Learning a new language was the first thing on her agenda, which brought her through the doors of IWC in 2009.

“IWC is very helpful for newcomers”, she continued. Most recently, Diep graduated from the WorkLINC program, which will help to launch a career in the food industry in Hamilton. She is now certified in Food Handling, WHMIS, and Health & Safety.

At the Immigrants Working Centre, Diep graduated from the WorkLINC program, which prepared her for a career in the food industry.

“I would like to work at the restaurant, or the Farmer’s Market, or a bakery,” she explained.
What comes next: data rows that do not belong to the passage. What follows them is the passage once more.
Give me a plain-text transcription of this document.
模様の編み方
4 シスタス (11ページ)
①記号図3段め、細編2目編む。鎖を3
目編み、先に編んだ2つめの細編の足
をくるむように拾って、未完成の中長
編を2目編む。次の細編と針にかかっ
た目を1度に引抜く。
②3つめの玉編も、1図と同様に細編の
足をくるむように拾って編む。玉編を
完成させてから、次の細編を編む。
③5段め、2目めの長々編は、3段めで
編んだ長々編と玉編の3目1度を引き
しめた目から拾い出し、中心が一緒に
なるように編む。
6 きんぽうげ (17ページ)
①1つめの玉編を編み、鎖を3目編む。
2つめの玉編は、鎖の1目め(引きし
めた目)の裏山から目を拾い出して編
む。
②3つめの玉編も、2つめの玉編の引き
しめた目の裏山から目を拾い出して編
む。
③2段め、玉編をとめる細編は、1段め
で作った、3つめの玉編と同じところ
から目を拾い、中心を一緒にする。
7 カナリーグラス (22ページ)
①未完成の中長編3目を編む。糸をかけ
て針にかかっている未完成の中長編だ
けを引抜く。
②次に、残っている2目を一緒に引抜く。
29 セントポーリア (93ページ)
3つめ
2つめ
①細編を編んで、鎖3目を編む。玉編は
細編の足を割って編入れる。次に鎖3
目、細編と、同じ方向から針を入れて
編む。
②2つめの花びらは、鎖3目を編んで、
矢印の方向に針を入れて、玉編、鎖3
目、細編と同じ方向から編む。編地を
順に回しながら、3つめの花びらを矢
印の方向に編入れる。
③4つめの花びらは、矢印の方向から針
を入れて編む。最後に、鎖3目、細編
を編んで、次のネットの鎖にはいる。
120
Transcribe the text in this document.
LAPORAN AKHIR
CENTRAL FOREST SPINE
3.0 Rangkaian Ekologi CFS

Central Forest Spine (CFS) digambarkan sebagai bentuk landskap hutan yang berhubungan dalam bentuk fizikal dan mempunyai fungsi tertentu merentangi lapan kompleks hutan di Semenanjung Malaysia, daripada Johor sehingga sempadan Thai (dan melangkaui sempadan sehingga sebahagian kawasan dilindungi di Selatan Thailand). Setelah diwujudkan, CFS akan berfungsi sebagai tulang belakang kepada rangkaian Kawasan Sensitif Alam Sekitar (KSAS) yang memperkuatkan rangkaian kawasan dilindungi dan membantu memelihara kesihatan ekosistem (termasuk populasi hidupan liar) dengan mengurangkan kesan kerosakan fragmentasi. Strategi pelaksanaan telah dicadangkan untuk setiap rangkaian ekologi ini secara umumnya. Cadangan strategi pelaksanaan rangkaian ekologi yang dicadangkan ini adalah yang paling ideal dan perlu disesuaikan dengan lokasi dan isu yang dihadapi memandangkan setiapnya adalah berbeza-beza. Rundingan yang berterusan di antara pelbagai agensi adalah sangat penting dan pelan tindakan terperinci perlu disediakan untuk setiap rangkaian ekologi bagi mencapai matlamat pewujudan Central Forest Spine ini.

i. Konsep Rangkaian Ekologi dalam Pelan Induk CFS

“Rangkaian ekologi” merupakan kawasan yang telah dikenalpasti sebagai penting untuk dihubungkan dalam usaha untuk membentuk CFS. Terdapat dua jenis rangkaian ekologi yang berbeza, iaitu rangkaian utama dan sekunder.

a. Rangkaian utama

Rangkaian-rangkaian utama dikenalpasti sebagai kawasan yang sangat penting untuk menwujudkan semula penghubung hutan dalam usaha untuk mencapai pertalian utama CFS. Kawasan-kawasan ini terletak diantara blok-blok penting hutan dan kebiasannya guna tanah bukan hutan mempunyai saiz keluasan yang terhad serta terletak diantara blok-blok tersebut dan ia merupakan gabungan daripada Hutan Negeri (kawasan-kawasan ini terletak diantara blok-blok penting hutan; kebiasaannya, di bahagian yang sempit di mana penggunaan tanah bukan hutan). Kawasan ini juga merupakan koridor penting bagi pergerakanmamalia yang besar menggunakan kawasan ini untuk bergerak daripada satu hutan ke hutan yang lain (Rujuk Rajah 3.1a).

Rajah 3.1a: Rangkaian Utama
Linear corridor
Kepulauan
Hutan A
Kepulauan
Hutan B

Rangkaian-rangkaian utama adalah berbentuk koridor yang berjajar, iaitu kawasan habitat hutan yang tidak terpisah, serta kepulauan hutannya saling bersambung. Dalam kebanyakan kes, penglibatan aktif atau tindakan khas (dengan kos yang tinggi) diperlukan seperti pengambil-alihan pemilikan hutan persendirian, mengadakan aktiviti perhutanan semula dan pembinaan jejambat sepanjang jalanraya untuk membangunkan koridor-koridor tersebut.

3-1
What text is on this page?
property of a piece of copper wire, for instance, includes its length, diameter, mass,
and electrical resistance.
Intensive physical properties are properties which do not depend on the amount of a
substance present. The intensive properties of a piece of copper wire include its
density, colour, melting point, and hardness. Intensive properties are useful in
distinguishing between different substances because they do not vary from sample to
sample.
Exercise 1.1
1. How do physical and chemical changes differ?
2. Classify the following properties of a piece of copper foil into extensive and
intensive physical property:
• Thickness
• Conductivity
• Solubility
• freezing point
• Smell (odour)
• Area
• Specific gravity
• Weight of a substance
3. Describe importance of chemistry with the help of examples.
She has found a home in Hamilton’s downtown community. She loves to spend her time going to the market, and enjoys the public transportation. “It’s a small city, but I like that. Everything is so close.”

Diep has just passed her Citizenship Test and will soon become a Canadian Citizen, once she receives notification of her ceremony date.

“I am very happy to become a Canadian citizen,” she said. “Thank you to my counsellor at IWC, to my instructor, to all the people at IWC who helped me become a Canadian citizen.”

Her five-year plan is simple – get a job, take care of her family, and help her son become successful in Canada.

Diep stands as her classmates congratulate her with applause for being accepted as a Canadian citizen.